Notice that the solution equals the size of a team multiplied by the number of participating clubs, while a club participates if it has a member count divisible by the team size.

The easiest method to count the participating clubs for some team size ~S~ is iterating over all club sizes and counting clubs that have a size divisible by ~S~. The complexity of this algorithm is ~\mathcal O(N \times maxS)~, where ~maxS~ is the maximum club size, because the team size can be any value between ~1~ and ~maxS~, and counting for each team size takes ~\mathcal O(N)~.
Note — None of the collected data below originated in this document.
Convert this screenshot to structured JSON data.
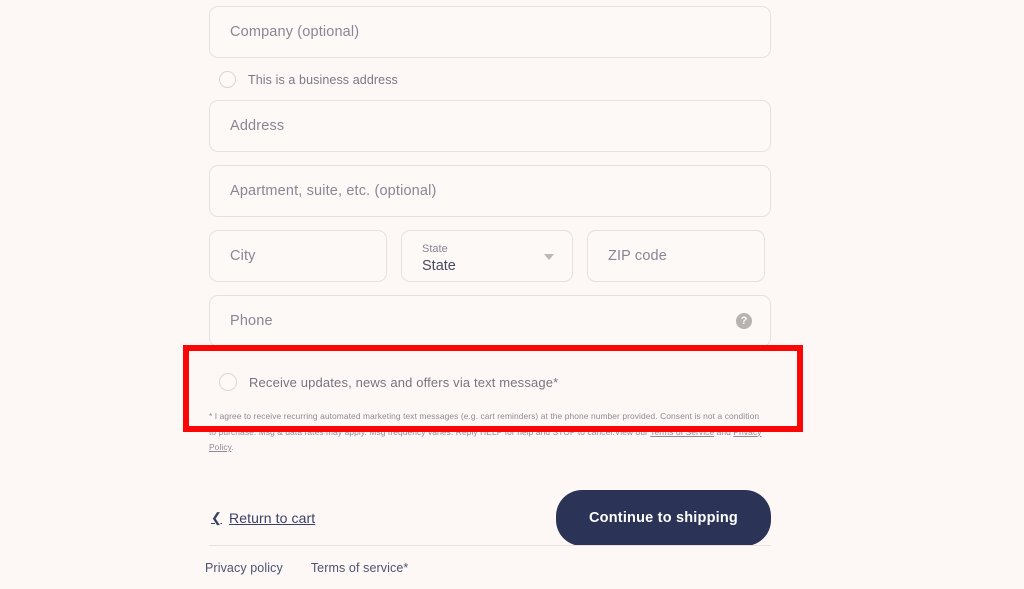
{
  "form": {
    "company": {
      "placeholder": "Company (optional)",
      "value": ""
    },
    "business_address": {
      "label": "This is a business address",
      "checked": false
    },
    "address": {
      "placeholder": "Address",
      "value": ""
    },
    "apartment": {
      "placeholder": "Apartment, suite, etc. (optional)",
      "value": ""
    },
    "city": {
      "placeholder": "City",
      "value": ""
    },
    "state": {
      "float_label": "State",
      "selected": "State",
      "icon": "chevron-down-icon"
    },
    "zip": {
      "placeholder": "ZIP code",
      "value": ""
    },
    "phone": {
      "placeholder": "Phone",
      "value": "",
      "help_icon": "help-circle-icon",
      "help_glyph": "?"
    }
  },
  "sms_consent": {
    "label": "Receive updates, news and offers via text message*",
    "checked": false,
    "fine_print_part1": "* I agree to receive recurring automated marketing text messages (e.g. cart reminders) at the phone number provided. Consent is not a condition to purchase. Msg & data rates may apply. Msg frequency varies. Reply HELP for help and STOP to cancel.View our ",
    "link_terms": "Terms of Service",
    "fine_print_mid": " and ",
    "link_privacy": "Privacy Policy",
    "fine_print_end": "."
  },
  "actions": {
    "return_to_cart": "Return to cart",
    "return_icon": "chevron-left-icon",
    "continue_to_shipping": "Continue to shipping"
  },
  "footer": {
    "privacy_policy": "Privacy policy",
    "terms_of_service": "Terms of service*"
  },
  "annotation": {
    "name": "sms-consent-highlight",
    "color": "#fb0606"
  },
  "colors": {
    "page_background": "#fdf8f5",
    "field_background": "#fcf9f7",
    "field_border": "#e8e0dd",
    "placeholder_text": "#8a8694",
    "primary_button": "#2b3356",
    "link_text": "#4d5370",
    "annotation_red": "#fb0606"
  }
}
We need a faster method of counting the competing clubs. Since club sizes are limited to ~2~ million, we can use an array ~a~ of size ~maxS~ to store, for each possible size, the number of clubs with that size.

In order to count the participating clubs for some team size ~d~, we need to compute the sum: ~a[d] + a[2d] + a[3d] + \dots~, which requires ~\frac{maxS}{d}~ steps.

Trying out all possibilities for ~d~ from ~1~ to ~maxS~ requires ~\frac{maxS}{1} + \frac{maxS}{2} + \dots + \frac{maxS}{maxS-1} + 1~ steps, which approximately equals ~maxS \ln maxS~. Thus, the complexity of this algorithm is ~\mathcal O(maxS \log maxS)~, which is sufficient to score all points.